From a technical point of view, the CMB’s jurisdiction over the pledge of a target company’s assets is questionable. The CMB’s powers and authorities are governed by the Capital Markets Law ("CML") and the Regulation on the CMB’s Organization, Authorities and Working Principles ("Regulation"). Neither the CML nor the Regulation grants explicit authority to the CMB in connection with encumbrances over the assets of listed companies. The matters regarding which the CMB’s approval are required are inter alia mergers of two listed companies; public offerings; implementation of the registered capital system; certain changes to the articles of association, etc. Therefore, the CMB does not have express authority for approving or disapproving the establishment of encumbrances. However, the CMB has a broader interpretation of its powers and authorities, and this is evident from two principle decrees rendered in 1997.
In March and June 1997, the CMB adopted two principle decrees, preventing the granting of pledges by listed companies for securing the debts of third parties. Then, in March 1998, the CMB overruled these two principle decrees and stated that they are no longer applicable.
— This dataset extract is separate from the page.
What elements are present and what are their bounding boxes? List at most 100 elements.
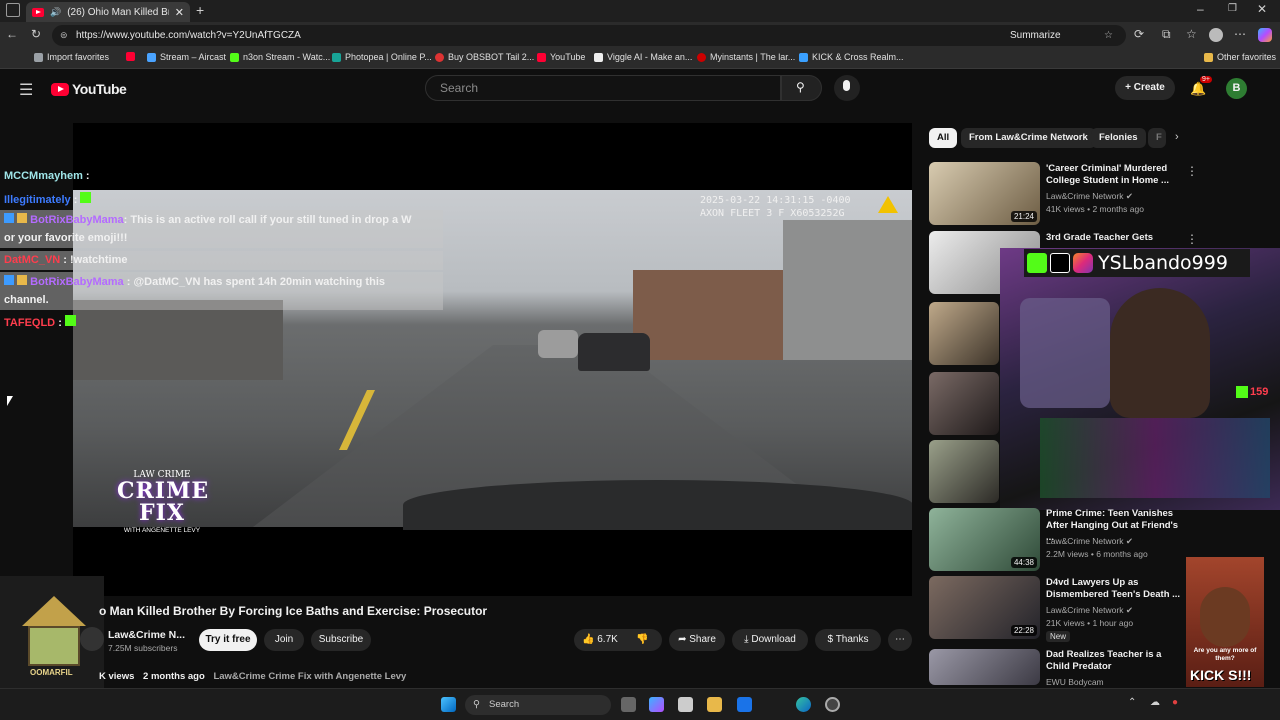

Whilst on the one hand this means that there are no principle decrees preventing a listed company from pledging its assets for the debts of another company; on the other hand it shows that the CMB believes that it has the authority to intervene in the establishment of pledges by listed companies.
One regulation that the CMB may consider in this regard is Article 15 of the CML, which requires listed companies to deal with their affiliates and subsidiaries on an arm’s length basis. Under Article 15, listed companies cannot decrease the assets and/or profits of their direct or indirect affiliates by applying special prices, fees and tariffs to them. The CMB may adopt a broad interpretation of Article 15, in a manner such that it would be construed as restricting listed companies’ ability to use their affiliates’ assets for financing purposes.
In this context, the CMB may also resort to Article 3 of the Regulation, which provides if a certain matter is not expressly regulated, the CMB may render decisions and regulate or direct the implementation in accordance with the general principles of the CML and the Regulation.
Since the CMB’s main duty -as well as its primary concern-is the protection of minority shareholders’ rights, a broad interpretation of Article 3 may be upheld. Nonetheless, the CMB’s powers and authorities could be more clearly defined in the CML and the Regulation in order to prevent any disputes as to whether or not the establishment of encumbrances over listed companies’ assets is actually subject to the CMB’s approval. After all, there are no written communiqués preventing a listed company from pledging its property, provided that it discloses this pledge in accordance with the CMB’s Communiqué Regarding Public Disclosure of Special Events, Series VIII and No. 39.
From a practical perspective, it should not come as a surprise that the CMB may not favor the securing of an acquisition by using the Target Company’s assets. Although some believe that the CMB’s powers and authorities are limited, it is evident from the principle decrees referred to above that the CMB has a broader interpretation of its scope of powers.